MS: How is the festival funded? Through self-funding? And when I say this I have in mind the degree of autonomy and independence which come with the freedom to choose a focus, as well as your participants, rather than respond to popular literary demand.
DC: Yes, the festival is entirely self-funded. We rely upon tickets sales and donations to cover the costs. This gives us a high degree of independence in terms of whom we can invite to participate. We are not subject to any prescribed official list of funded poets. We can take more risks and have more alternative or experimental poets, whether they are spiritual, political or language centred. Poets that wish to read know that they will be able to take more risks and be themselves as there will be a well-read audience. It’s also a coming together and celebration.
MS: Taking risks is a complex concept within the literary space. Each literary festival likes to take risks, but it needs to sell tickets too and sometimes the market is dictated by over-promoted writers, with big publishers and literary agencies behind.
DC: Exactly true. There needs to be a space for the less marketed and more independent poetry voices. We give space to the outsider voices and poets; our earlier festivals had themes such ‘Difference and the Other’, ‘Visionaries and Outsiders’ and ‘Commitment’ to illustrate the point that dissident voices need to be heard.
MS: Your risk-taking does not shy away from experimental nor from critical analysis. You have chosen ‘Hidden Connections’ as this year’s theme. At a time of socio-economic and political turmoil, coming from North America, the Middle East and the EU, how does the Festival intend to respond having chosen this topic?
DC: Such themes generate good discussion and conversation. Poems will generate sparks and illuminate less well considered areas within these wider issues and perhaps debate, as the audience grapples with new implications and contexts. By bringing a range of strong and independent voices together there will be poems and sub-themes emerging, that shed light on darkened areas. Poets respond to one another’s poems and impulses. They will talk and think anew as a result of new insights. This is a complex and unpredictable phenomena, also very exciting and stimulating. New friendships are made, and books bought.
MS: And..as a preview, what events should the readers and the audience look forward to?

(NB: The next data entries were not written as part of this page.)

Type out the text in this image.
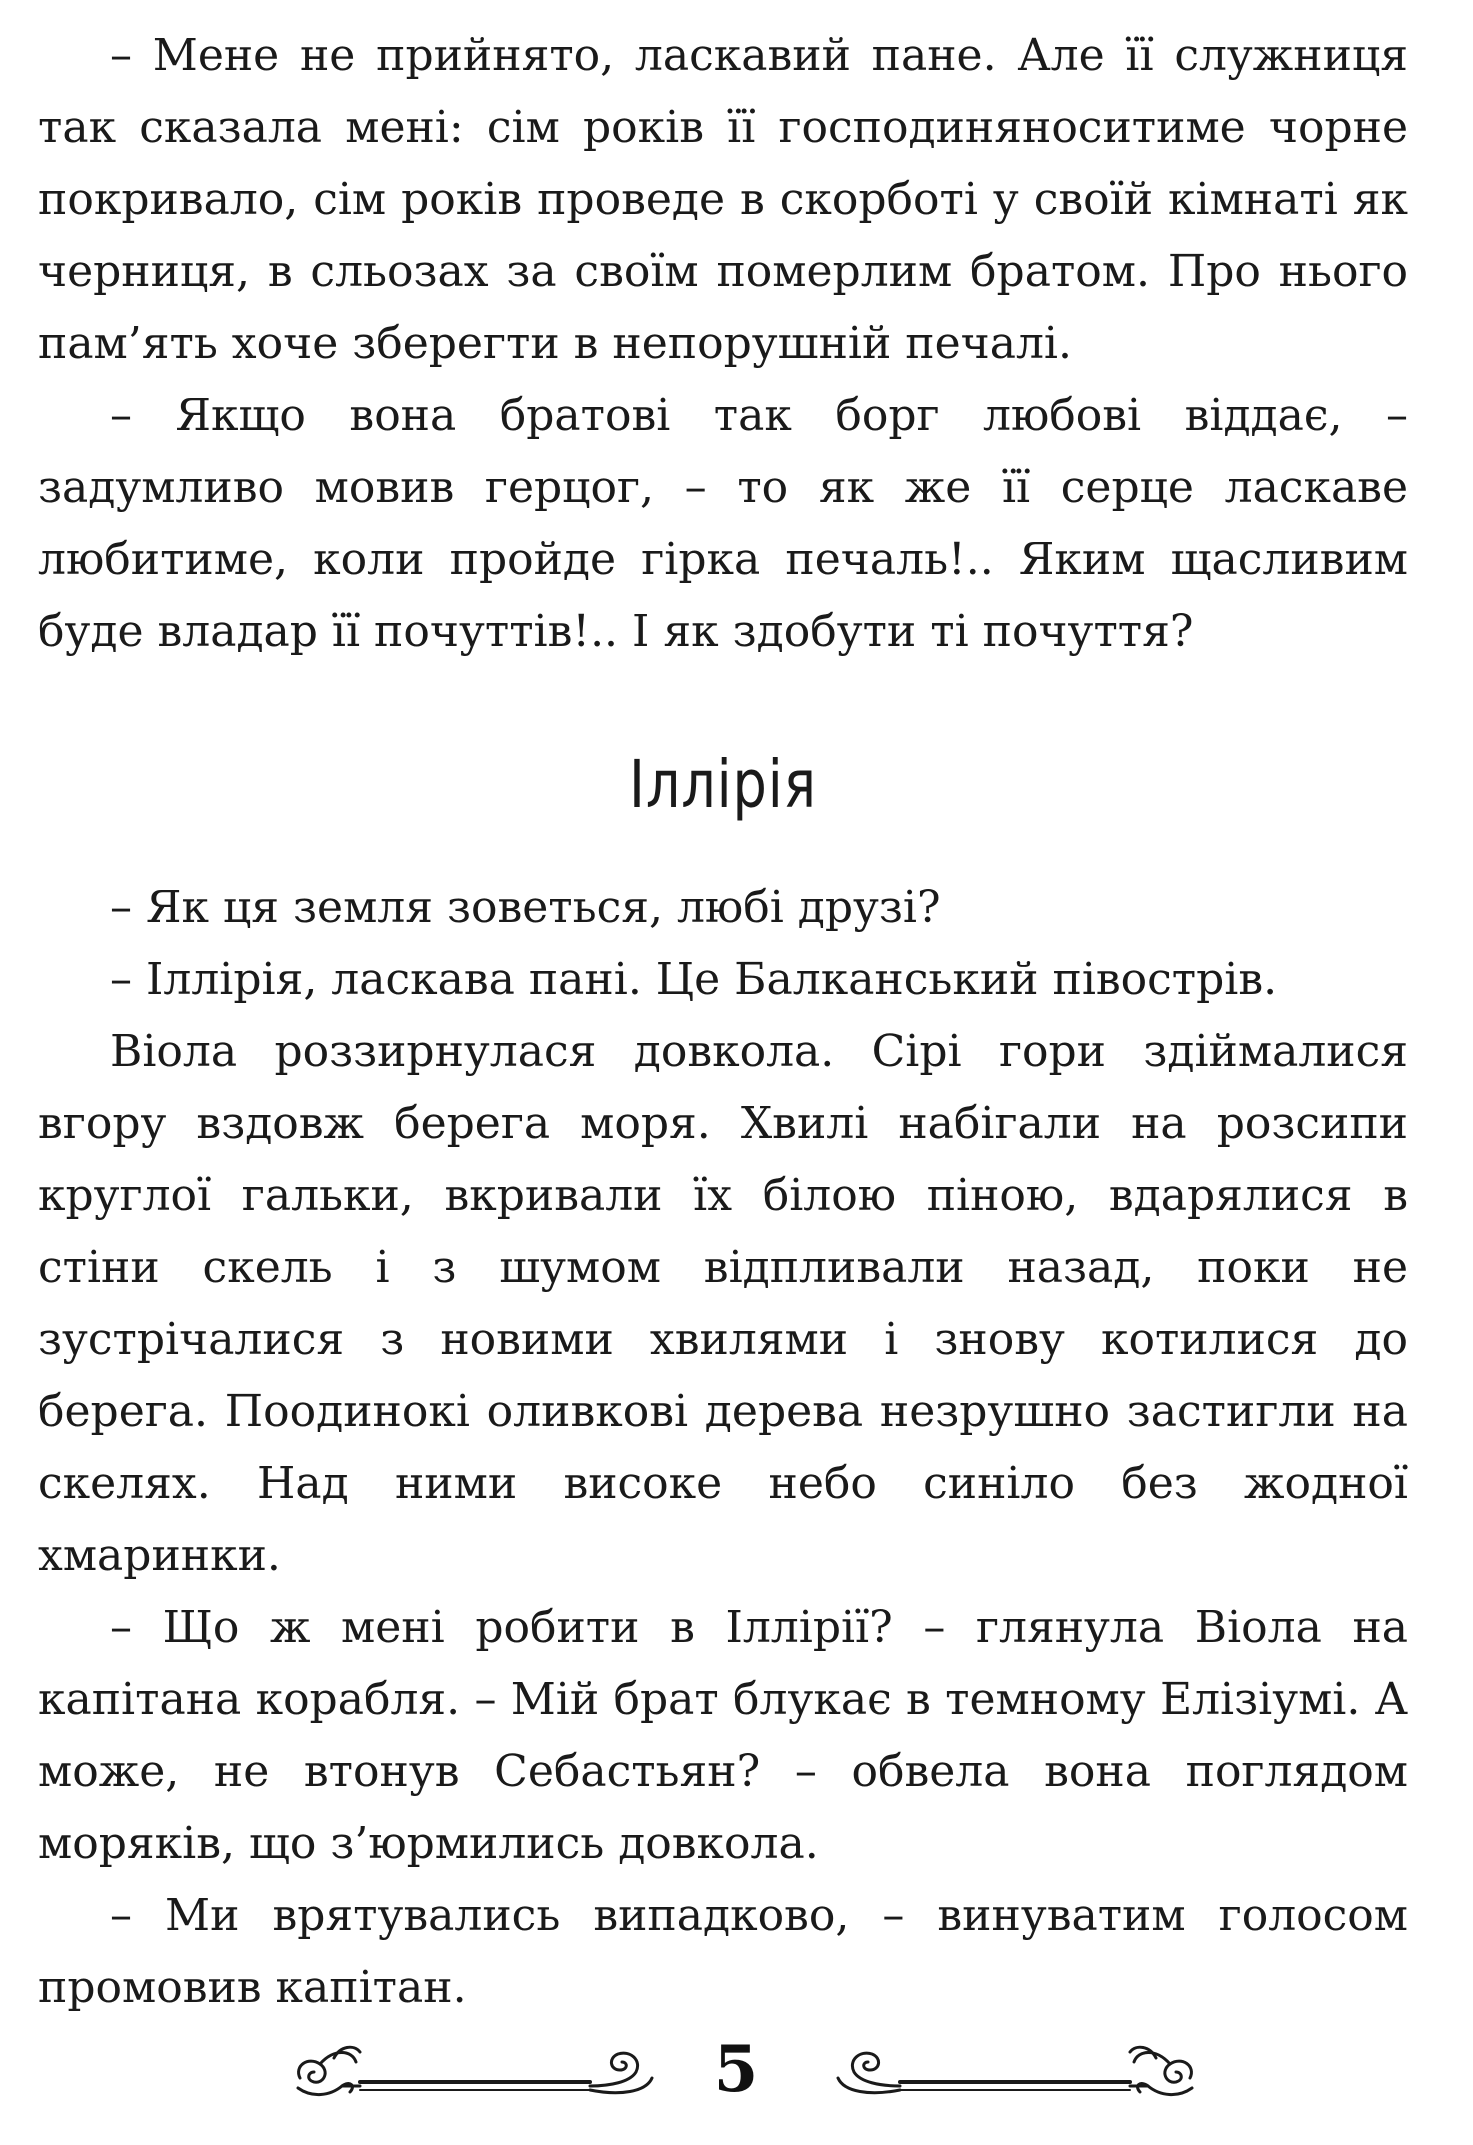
– Мене не прийнято, ласкавий пане. Але її служниця так сказала мені: сім років її господиняноситиме чорне покривало, сім років проведе в скорботі у своїй кімнаті як черниця, в сльозах за своїм померлим братом. Про нього пам’ять хоче зберегти в непорушній печалі.

– Якщо вона братові так борг любові віддає, – задумливо мовив герцог, – то як же її серце ласкаве любитиме, коли пройде гірка печаль!.. Яким щасливим буде владар її почуттів!.. І як здобути ті почуття?

Іллірія

– Як ця земля зоветься, любі друзі?

– Іллірія, ласкава пані. Це Балканський півострів.

Віола роззирнулася довкола. Сірі гори здіймалися вгору вздовж берега моря. Хвилі набігали на розсипи круглої гальки, вкривали їх білою піною, вдарялися в стіни скель і з шумом відпливали назад, поки не зустрічалися з новими хвилями і знову котилися до берега. Поодинокі оливкові дерева незрушно застигли на скелях. Над ними високе небо синіло без жодної хмаринки.

– Що ж мені робити в Іллірії? – глянула Віола на капітана корабля. – Мій брат блукає в темному Елізіумі. А може, не втонув Себастьян? – обвела вона поглядом моряків, що з’юрмились довкола.

– Ми врятувались випадково, – винуватим голосом промовив капітан.

5
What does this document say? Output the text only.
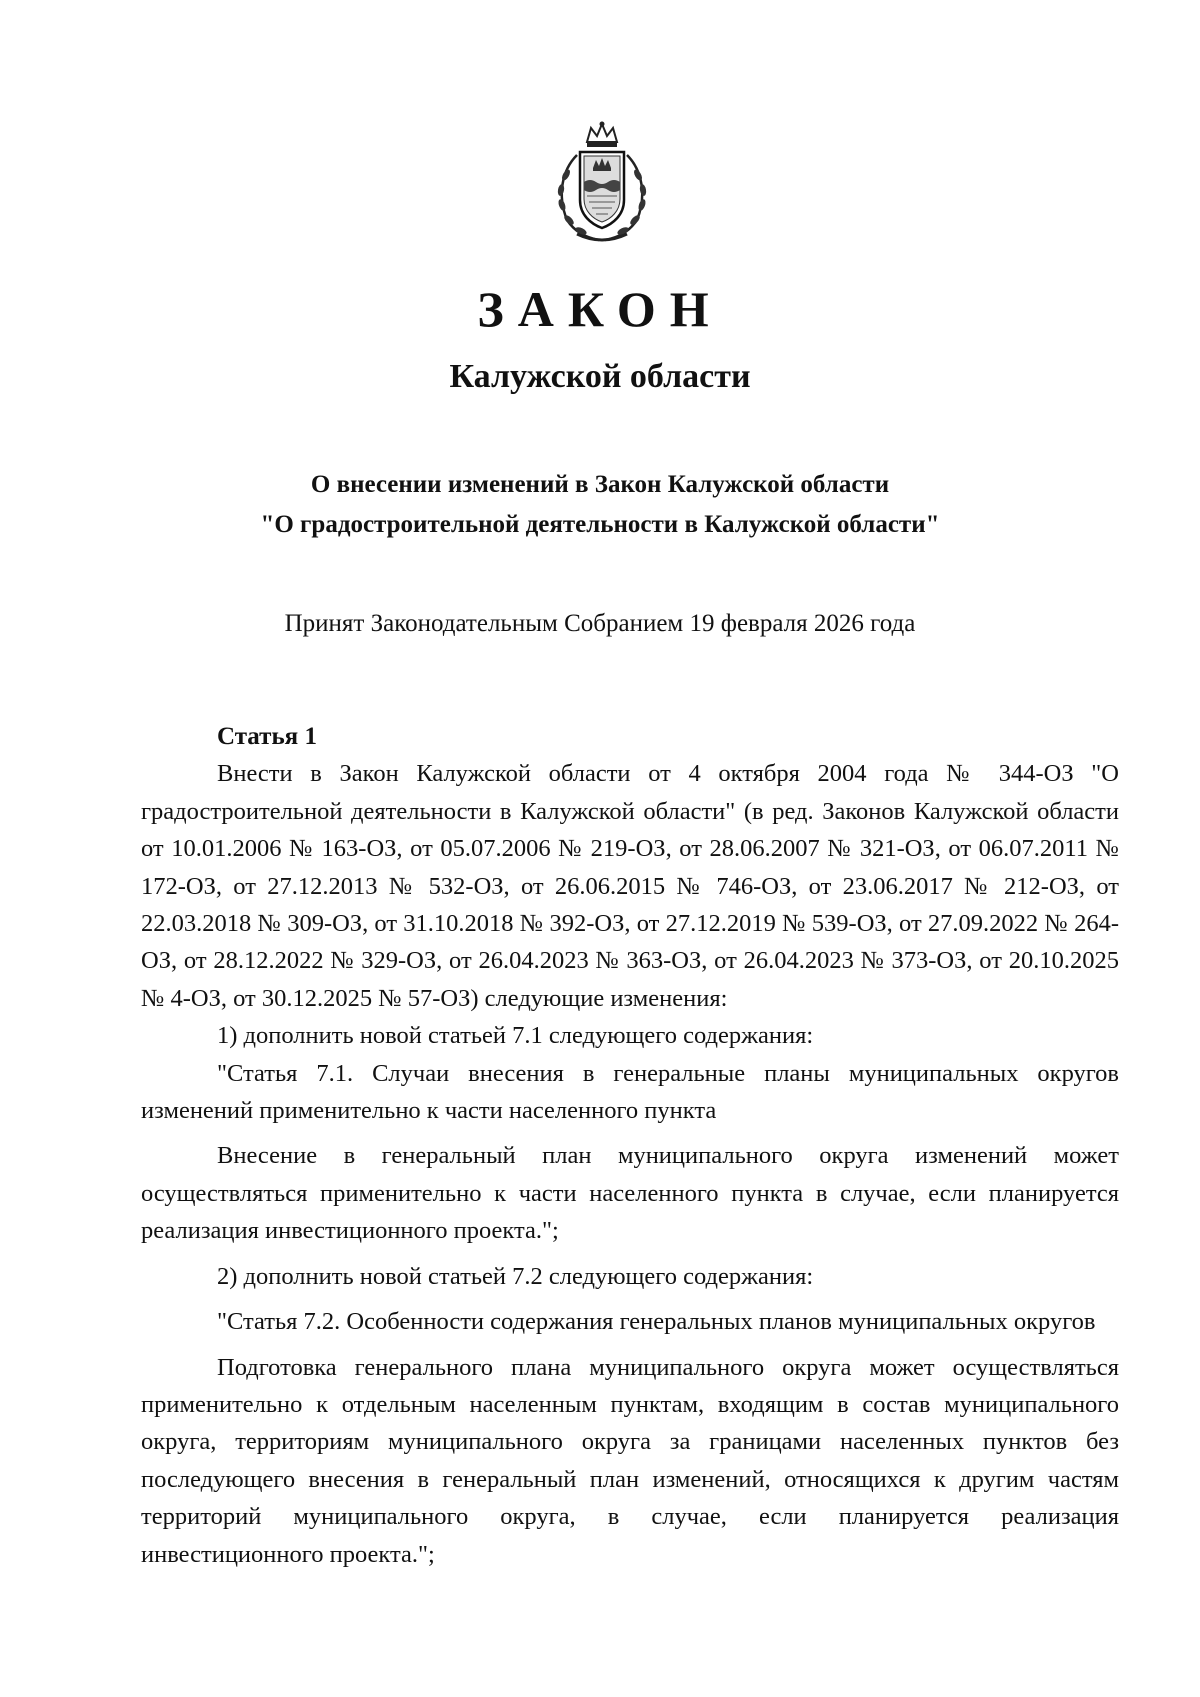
ЗАКОН
Калужской области
О внесении изменений в Закон Калужской области
"О градостроительной деятельности в Калужской области"
Принят Законодательным Собранием 19 февраля 2026 года
Статья 1

Внести в Закон Калужской области от 4 октября 2004 года № 344-ОЗ "О градостроительной деятельности в Калужской области" (в ред. Законов Калужской области от 10.01.2006 № 163-ОЗ, от 05.07.2006 № 219-ОЗ, от 28.06.2007 № 321-ОЗ, от 06.07.2011 № 172-ОЗ, от 27.12.2013 № 532-ОЗ, от 26.06.2015 № 746-ОЗ, от 23.06.2017 № 212-ОЗ, от 22.03.2018 № 309-ОЗ, от 31.10.2018 № 392-ОЗ, от 27.12.2019 № 539-ОЗ, от 27.09.2022 № 264-ОЗ, от 28.12.2022 № 329-ОЗ, от 26.04.2023 № 363-ОЗ, от 26.04.2023 № 373-ОЗ, от 20.10.2025 № 4-ОЗ, от 30.12.2025 № 57-ОЗ) следующие изменения:

1) дополнить новой статьей 7.1 следующего содержания:

"Статья 7.1. Случаи внесения в генеральные планы муниципальных округов изменений применительно к части населенного пункта

Внесение в генеральный план муниципального округа изменений может осуществляться применительно к части населенного пункта в случае, если планируется реализация инвестиционного проекта.";

2) дополнить новой статьей 7.2 следующего содержания:

"Статья 7.2. Особенности содержания генеральных планов муниципальных округов

Подготовка генерального плана муниципального округа может осуществляться применительно к отдельным населенным пунктам, входящим в состав муниципального округа, территориям муниципального округа за границами населенных пунктов без последующего внесения в генеральный план изменений, относящихся к другим частям территорий муниципального округа, в случае, если планируется реализация инвестиционного проекта.";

DC: There are a number of special events. Lou Rowan, the poet, novelist and editor from Seattle, will be reading. He is noted for his great clarity and humour. To hear him will be a treat. Elisabeth Bletsoe is a spell binding performer who recently hasn’t performed much. She will be a joy to hear. Martin Stannard has returned from China after a decade and his witty poetry will be as hard-hitting as ever. Perhaps with Chinese translations. Louise Buchler’s feminist poetry from a South African perspective will be different. Carrie Etter, an accomplished American poet and prose poet, has another distinct voice. Laurie Duggan is giving his last UK reading before returning to Australia. He is a poet with a big heart and internationalist perspective. There will also be a celebration of late Lee Harwood, whose multi perspective poetic approach offers a way to uncover hidden connections.
Tears in the Fence Festival will take place 14th-16th September, Stourpaine Village Hall, Dorset.